Reporting tools use tags to identify visit sequences generated to support specific reports. For example, the prenight tag identifies simulations made for the pre-night briefing.

Comments#

The comments table associates comments with visit sequences:

Column

Type

Description

visitseq_uuid

UUID

Identifier of the visit sequence to which the comment belongs

comment_time

TIMESTAMP WITH TIME ZONE

When the comment was added (defaults to NOW())

author

TEXT

User or system that added the comment

comment

TEXT

The comment text (not nullable)

Files#

The files table associates URIs of files with file types and visit sequences.

Column

Type

Description

visitseq_uuid

UUID

Identifier of the visit sequence that the file belongs to

file_type

TEXT

The type of file (e.g., rewards)

file_sha256

BYTEA

SHA‑256 hash of the file contents

file_url

TEXT

URL where the file can be retrieved; may be NULL if only the hash is stored

Note that the visits file_type is special, and stored in the corresponding visits sequence table itself rather than in this files table.

conda environments#

The simulations table records the hash of the specifications for the conda environment (as reported by conda list --json) in which the simulations was run. By itself, this record allows a user to identify which simulations were made with the same environment, but not what that environment was. The conda_env table records the actual content of the conda list --json output, in a format that can be use with postgresql’s json tools.

Column

Type

Description

conda_env_hash

BYTEA

Primary key – SHA‑256 hash of the output of conda list --json

conda_env

JSONB

Full JSON representation of the conda environment (conda list --json output)

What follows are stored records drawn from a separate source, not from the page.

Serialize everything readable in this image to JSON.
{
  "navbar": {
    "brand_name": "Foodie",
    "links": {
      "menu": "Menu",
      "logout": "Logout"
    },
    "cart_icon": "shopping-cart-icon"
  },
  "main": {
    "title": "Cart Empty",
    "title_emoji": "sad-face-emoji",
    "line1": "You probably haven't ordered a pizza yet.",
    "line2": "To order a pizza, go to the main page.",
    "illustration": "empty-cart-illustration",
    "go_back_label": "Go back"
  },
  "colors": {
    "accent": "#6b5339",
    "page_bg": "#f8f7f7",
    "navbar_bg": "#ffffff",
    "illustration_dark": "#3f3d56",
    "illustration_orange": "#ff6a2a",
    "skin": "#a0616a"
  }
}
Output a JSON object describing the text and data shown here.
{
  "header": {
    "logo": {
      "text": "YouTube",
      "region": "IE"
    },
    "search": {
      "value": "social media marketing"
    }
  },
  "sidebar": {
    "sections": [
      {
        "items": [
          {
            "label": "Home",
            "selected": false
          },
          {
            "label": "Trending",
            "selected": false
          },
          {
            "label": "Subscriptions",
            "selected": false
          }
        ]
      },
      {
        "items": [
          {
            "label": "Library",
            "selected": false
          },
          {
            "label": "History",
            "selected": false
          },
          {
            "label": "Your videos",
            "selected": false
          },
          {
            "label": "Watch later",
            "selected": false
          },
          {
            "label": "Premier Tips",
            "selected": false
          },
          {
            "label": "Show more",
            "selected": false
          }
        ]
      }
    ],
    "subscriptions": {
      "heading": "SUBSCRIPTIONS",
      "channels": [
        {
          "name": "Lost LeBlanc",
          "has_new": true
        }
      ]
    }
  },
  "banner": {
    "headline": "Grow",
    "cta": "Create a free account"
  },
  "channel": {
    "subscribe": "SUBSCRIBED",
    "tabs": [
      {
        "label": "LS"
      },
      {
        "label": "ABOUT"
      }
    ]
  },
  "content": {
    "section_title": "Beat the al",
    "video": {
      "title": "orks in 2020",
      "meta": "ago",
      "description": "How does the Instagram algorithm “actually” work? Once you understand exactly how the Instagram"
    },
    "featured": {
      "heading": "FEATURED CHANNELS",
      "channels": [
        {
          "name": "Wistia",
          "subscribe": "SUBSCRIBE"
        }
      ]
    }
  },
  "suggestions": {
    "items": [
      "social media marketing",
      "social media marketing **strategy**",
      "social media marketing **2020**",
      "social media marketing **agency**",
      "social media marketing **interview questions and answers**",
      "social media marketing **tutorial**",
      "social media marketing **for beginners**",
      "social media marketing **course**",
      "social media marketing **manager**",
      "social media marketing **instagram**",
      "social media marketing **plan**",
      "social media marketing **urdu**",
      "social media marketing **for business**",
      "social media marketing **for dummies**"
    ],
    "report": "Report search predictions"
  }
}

The conda_packages view supports querying this table as if each package were stored in its own row of a table. For example, to get the astropy versions for all simulations for which the conda environment is recorded:

SET SEARCH_PATH TO vsmd;
SELECT creation_time, visitseq_uuid, package_version AS astropy_version FROM simulations NATURAL JOIN conda_packages WHERE package_name='astropy';

Nightly statistics#

The nightly_stats table can records basic statistics by night for any value for which each visit has an associated value. Examples can be columns in the visits table referenced by visitseq_url, but may also be derived quentities such as those produced by maf stackers.

Column

Type

Description

visitseq_uuid

UUID

Identifier of the visit sequence

day_obs

DATE

The date (in the UTC-12hrs timezone, following SITCOMTN-032) of the night

value_name

TEXT

Name of the metric or column being summarized

accumulated

BOOLEAN

TRUE if the values include all data through day_obs, FALSE if only the data from day_obs itself

count

INTEGER

Number of values in the distribution

mean

DOUBLE PRECISION

Arithmetic mean of the values

std

DOUBLE PRECISION

Standard deviation of the values

min

DOUBLE PRECISION

Minimum value

p05

DOUBLE PRECISION

5% quantile

q1

DOUBLE PRECISION

First quartile (25% quantile)

median

DOUBLE PRECISION

Median (50% quantile)

q3

DOUBLE PRECISION

Third quartile (75% quantile)

p95

DOUBLE PRECISION

95% quantile

max

DOUBLE PRECISION

Maximum value

maf results#

Additional tables exist for possible future support of saving maf summary metrics in the visit sequence metadata database. There are currently no tools to support their use.

These tables are:

maf_metrics

records parameters used to run metrics. Columns are maf_metric_name, rubin_sim_version, maf_constraint, metric_class_name, metric_args, slicer_class_name, slicer_args

maf_summary_metrics

records the values of summary metrics themselves for a given visit sequence. Columns are visitseq_uuid, maf_metric_name, day_obs, accumulated, summary_value. The combination of the day_obs and accumulated columns support recording values from either visits only on (if accumulated is false) a specific night (day_obs), or all visits (if accumulated is true) up to and including a specific night (day_obs).

maf_metric_sets

defines sets of metrics, following the use of such sets in rubin_sim.maf.run_comparison.

maf_summary

is a view that makes it easy to get everything for the summary metrics for one metric set applied to runs with specified tags.

maf_healpix_stats

supports recording of statistics of metric values when the metrics return healpix arrays.